Because of the heavy bombing we were considered a high risk area and if a major raid happened ambulances had to vacate the towns and drive to an assembly point where we would be sent to another depot.

Each shift was composed of a first aid party of four men who treated victims as they were extracted from the rubble. Then there was an ambulance with a driver and an attendant and a sitting case car that took the minor injuries back to a first aid post at Richmond Road Infants School which was staffed by nurses.

As a driver I had to check the tires, radiator and battery each morning. One of the more unpleasant tasks was the cleaning out of the interior after we had carried casualties.
A lot of the early casualties were from shrapnel wounds rather than the actual bombs.

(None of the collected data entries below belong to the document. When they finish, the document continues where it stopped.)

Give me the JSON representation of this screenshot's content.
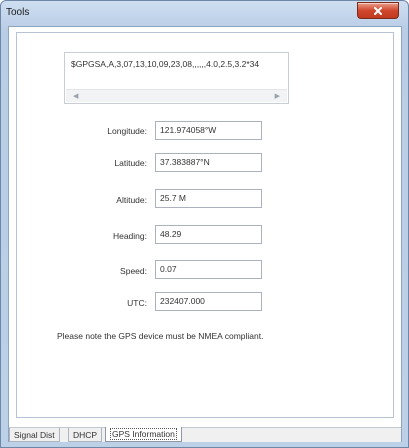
{
  "window": {
    "title": "Tools",
    "close_icon": "close-icon"
  },
  "gps": {
    "nmea_sentence": "$GPGSA,A,3,07,13,10,09,23,08,,,,,,4.0,2.5,3.2*34",
    "fields": [
      {
        "key": "longitude",
        "label": "Longitude:",
        "value": "121.974058°W"
      },
      {
        "key": "latitude",
        "label": "Latitude:",
        "value": "37.383887°N"
      },
      {
        "key": "altitude",
        "label": "Altitude:",
        "value": "25.7 M"
      },
      {
        "key": "heading",
        "label": "Heading:",
        "value": "48.29"
      },
      {
        "key": "speed",
        "label": "Speed:",
        "value": "0.07"
      },
      {
        "key": "utc",
        "label": "UTC:",
        "value": "232407.000"
      }
    ],
    "note": "Please note the GPS  device must be NMEA compliant."
  },
  "tabs": [
    {
      "label": "Signal Dist",
      "active": false
    },
    {
      "label": "DHCP",
      "active": false
    },
    {
      "label": "GPS Information",
      "active": true
    }
  ],
  "colors": {
    "close_button": "#d0462d",
    "titlebar": "#cfdff1"
  }
}
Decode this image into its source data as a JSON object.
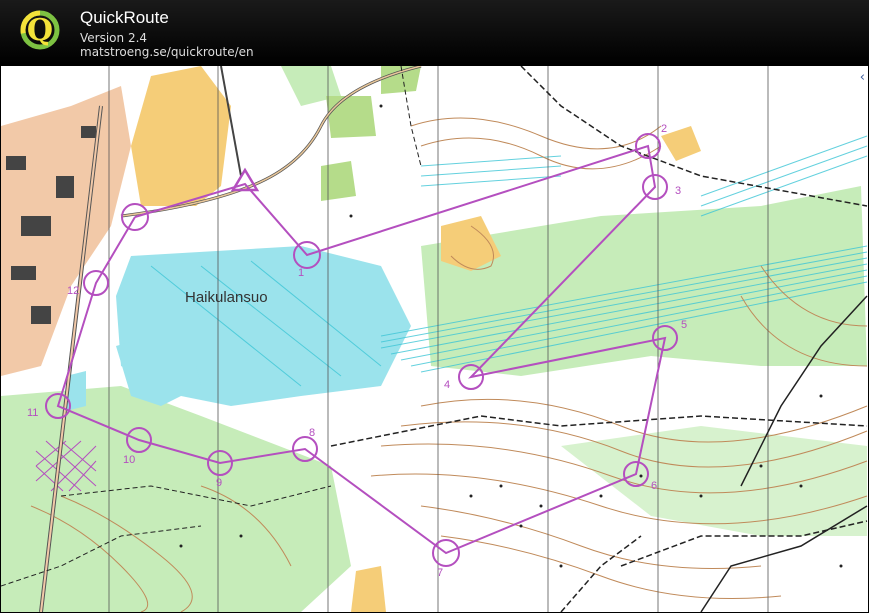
{
  "app": {
    "title": "QuickRoute",
    "version": "Version 2.4",
    "url": "matstroeng.se/quickroute/en",
    "logo_letter": "Q"
  },
  "map": {
    "lake_label": "Haikulansuo",
    "colors": {
      "course": "#b44fbf",
      "water": "#9be3ec",
      "marsh": "#3ec6d6",
      "green": "#c6ecb9",
      "open": "#f5cd78",
      "contour": "#c08a5a",
      "black": "#222222"
    },
    "controls": [
      {
        "label": "1"
      },
      {
        "label": "2"
      },
      {
        "label": "3"
      },
      {
        "label": "4"
      },
      {
        "label": "5"
      },
      {
        "label": "6"
      },
      {
        "label": "7"
      },
      {
        "label": "8"
      },
      {
        "label": "9"
      },
      {
        "label": "10"
      },
      {
        "label": "11"
      },
      {
        "label": "12"
      }
    ]
  },
  "collapse_icon": "chevron-left-icon",
  "collapse_glyph": "‹"
}
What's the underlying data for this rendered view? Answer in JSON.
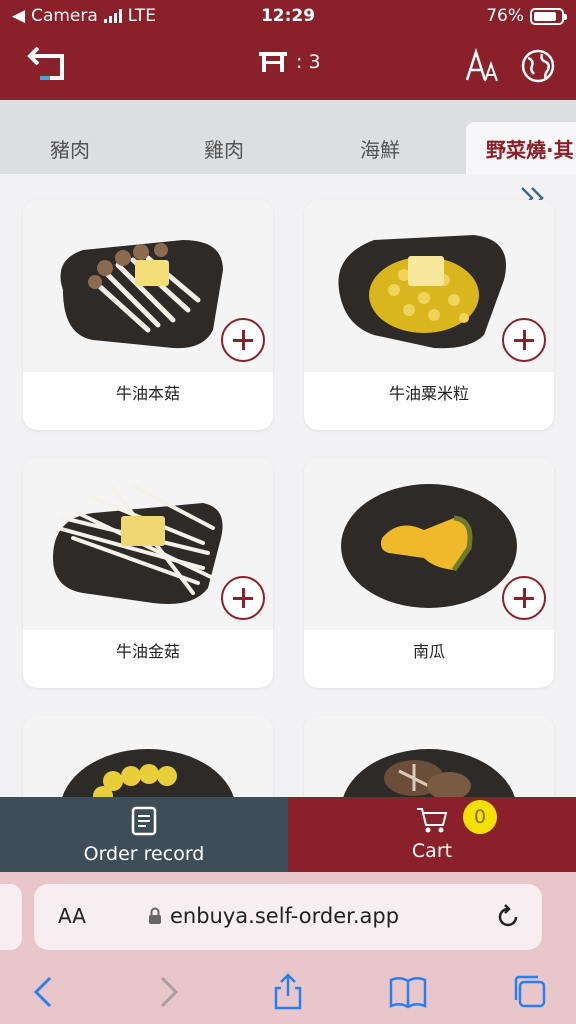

My first casualty was a four year old boy who had a fractured base of skull and I duly took him to casualty at the back of the Hospital, my attendant asked a nurse and doctor talking at the door to help us with the stretcher but they said to wait for porters - we went back down to the High Street and got two men passing by two carry the stretcher. The child was dead before he reached the operating theatre. A very sad experience. I will never forget the eyes of that boy.

1 comments:

Women at War said...

Your role as an ambulance driver was an important part! Had you not been there in the case of a major raid many would not have survived. I'm sorry to hear about the child.